Hmmm, Saturday afternoon will be when I’ll have my victory beer.
I went to
the waiting room adjacent to where people were lining up to get in, and some of
my coworkers were there. My Ghanaian homie saw I was adjusting my belt and
asked “Did they make you take off your trousah?!” I joked that this shot was
not on the upper arm like the first one but in an ass cheek, but no, I was just
tucking my shirt in my pants.
I went back
to work for one more class, about proton NMR, then went home, buying
strawberries and jackfruit on the way. I munched on the fruit while watching
the latest BKFC event. MMA is my favorite sport to watch, but I like all combat
sports, whether it’s boxing, kickboxing, muay thai, lethwei, grappling, and now
bare-knuckle boxing. The raw and brutal nature of it, even by combat sports
standards, make it appealing to purists like me, and all the fights were fun.

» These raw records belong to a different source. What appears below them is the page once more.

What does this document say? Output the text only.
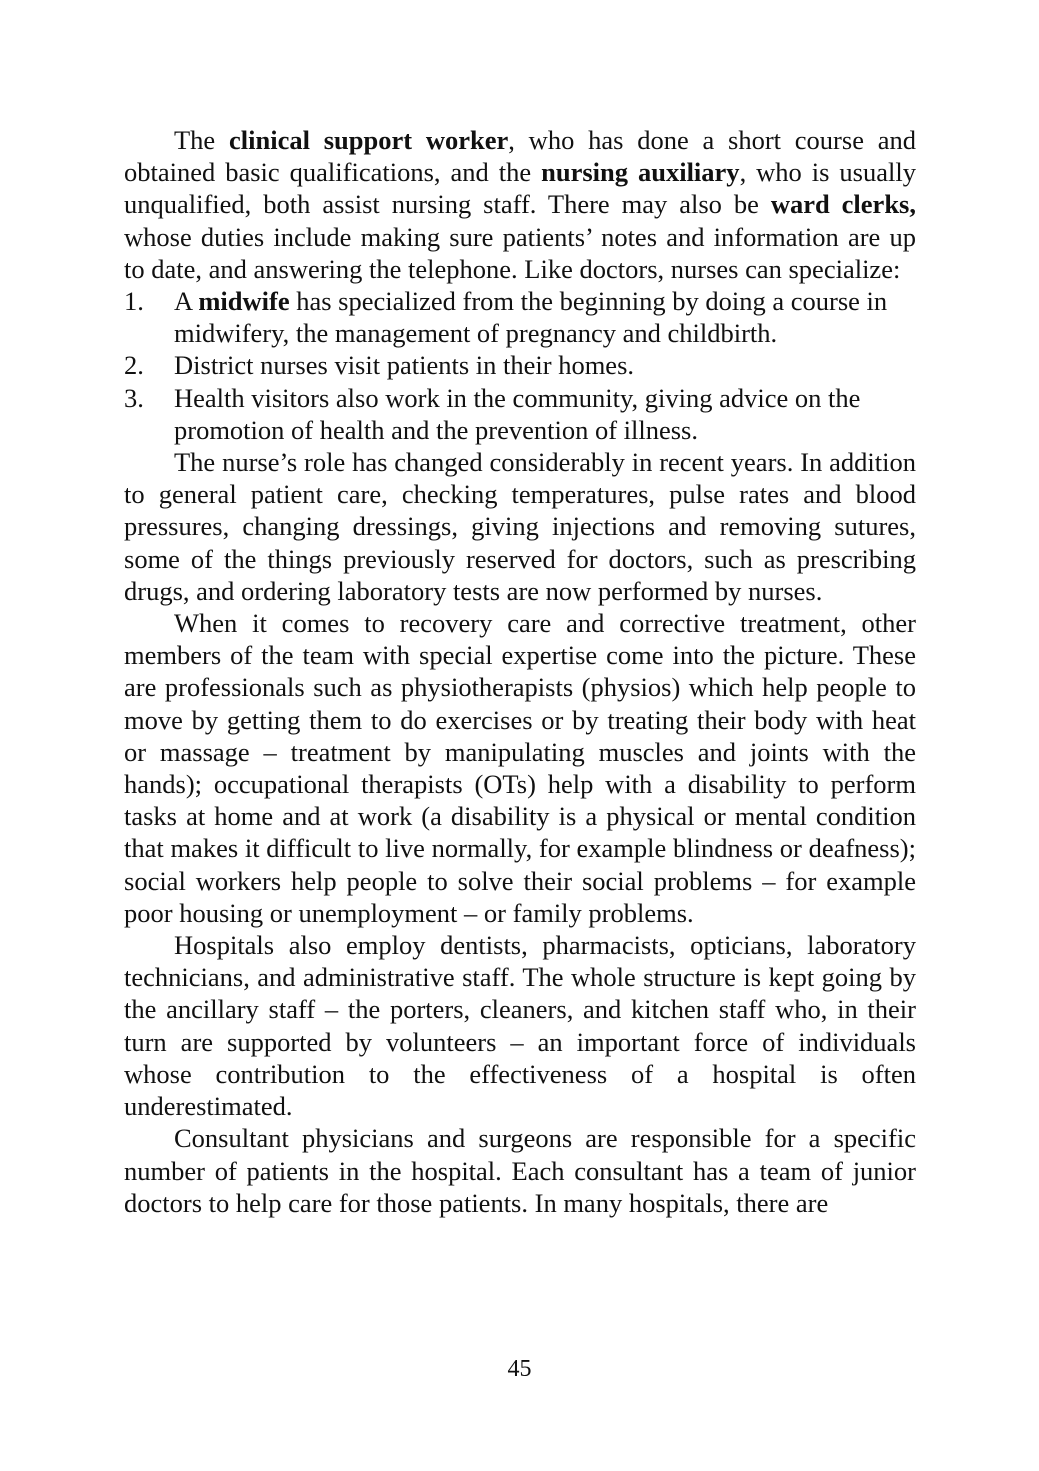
The clinical support worker, who has done a short course and obtained basic qualifications, and the nursing auxiliary, who is usually unqualified, both assist nursing staff. There may also be ward clerks, whose duties include making sure patients’ notes and information are up to date, and answering the telephone. Like doctors, nurses can specialize:

1. A midwife has specialized from the beginning by doing a course in midwifery, the management of pregnancy and childbirth.
2. District nurses visit patients in their homes.
3. Health visitors also work in the community, giving advice on the promotion of health and the prevention of illness.

The nurse’s role has changed considerably in recent years. In addition to general patient care, checking temperatures, pulse rates and blood pressures, changing dressings, giving injections and removing sutures, some of the things previously reserved for doctors, such as prescribing drugs, and ordering laboratory tests are now performed by nurses.

When it comes to recovery care and corrective treatment, other members of the team with special expertise come into the picture. These are professionals such as physiotherapists (physios) which help people to move by getting them to do exercises or by treating their body with heat or massage – treatment by manipulating muscles and joints with the hands); occupational therapists (OTs) help with a disability to perform tasks at home and at work (a disability is a physical or mental condition that makes it difficult to live normally, for example blindness or deafness); social workers help people to solve their social problems – for example poor housing or unemployment – or family problems.

Hospitals also employ dentists, pharmacists, opticians, laboratory technicians, and administrative staff. The whole structure is kept going by the ancillary staff – the porters, cleaners, and kitchen staff who, in their turn are supported by volunteers – an important force of individuals whose contribution to the effectiveness of a hospital is often underestimated.

Consultant physicians and surgeons are responsible for a specific number of patients in the hospital. Each consultant has a team of junior doctors to help care for those patients. In many hospitals, there are

45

The
fighters battle in two-minute rounds, start in the middle of the ring and are
allowed active clinch, which means the pace is always explosive. BKFC is a
fairly new organisation, which means it’s both exciting and mysterious in the
same way that early UFCs were, but it also means there are also some serious
rough edges and can feel a bit silly at times. And by this I mean “I feel a bit
dirty watching that hillbilly circus”. Their main sponsors are kratom, a CBD
company and a shady offshore gambling site, for F’s sake!
Their main
problem is that the talent pool is very shallow, with low-level journeymen and
has-beens. Since their inception, they have relied on bringing in aging or even
retired MMA fighters with name recognition, which works to some extent (that’s
why I started watching after all) but can’t be sustainable.
The best
example of this is how their biggest fight ever, their PPV headliner, was Paige
Vanzant’s bare-knuckle debut. Vanzant had a middling MMA career and was
fast-tracked to the forefront of the sport due to how marketable she is, and had been mostly inactive for the past few
years, making more money as an Instagram model than her already inflated UFC
payouts. I didn’t care too much about the main event and will watch it later,
but I really wanted to see legendary brawler Chris Leben’s retirement fight and
the 135-pound championship between Johnny Bedford and Dat Nguyen. Dat Nguyen
was a high-level boxer until he transitioned to no-gloves and had been
impressive in his first two BKFC fights, way ahead of some of the brawling
rednecks and inner city gang members that seem to make up most of the roster, but
he’s 38 now. The only way BKFC would take it to the next level is if they have enough
promising or accomplished fighters who make the switch earlier, rather than at
the tail-end of their careers.
I listened
to a bit more music from the Top 500, while I was writing or reading. First Anita
Barker and her soulful R&B, then Ghostface Killah’s sophomore Supreme
Clientele. It’s been a while since I listened to it, and holy shit is it
frustrating. Some parts are excellent and a perfect display of what east coast
90s hip-hop is about, but there’s so much filler on there and some beats just
suck ass, like the one on Stroke Of Death, which almost gave me epilepsy
strokes. I know it’s seen as blasphemous in some hip-hop circles, but I feel
that the Wu-Tang Clan is very overrated. Just my opinion.
My Spanish
garlic and bread soup from yesterday tasted even better reheated, and I had a
late dinner after eating all those fruits at 5 o’clock. I watched a Ryan Long
skit about a feminist homeschooling single mom, it was hilarious. Then I went
to bed and read a few pages from the Norman history book before collapsing.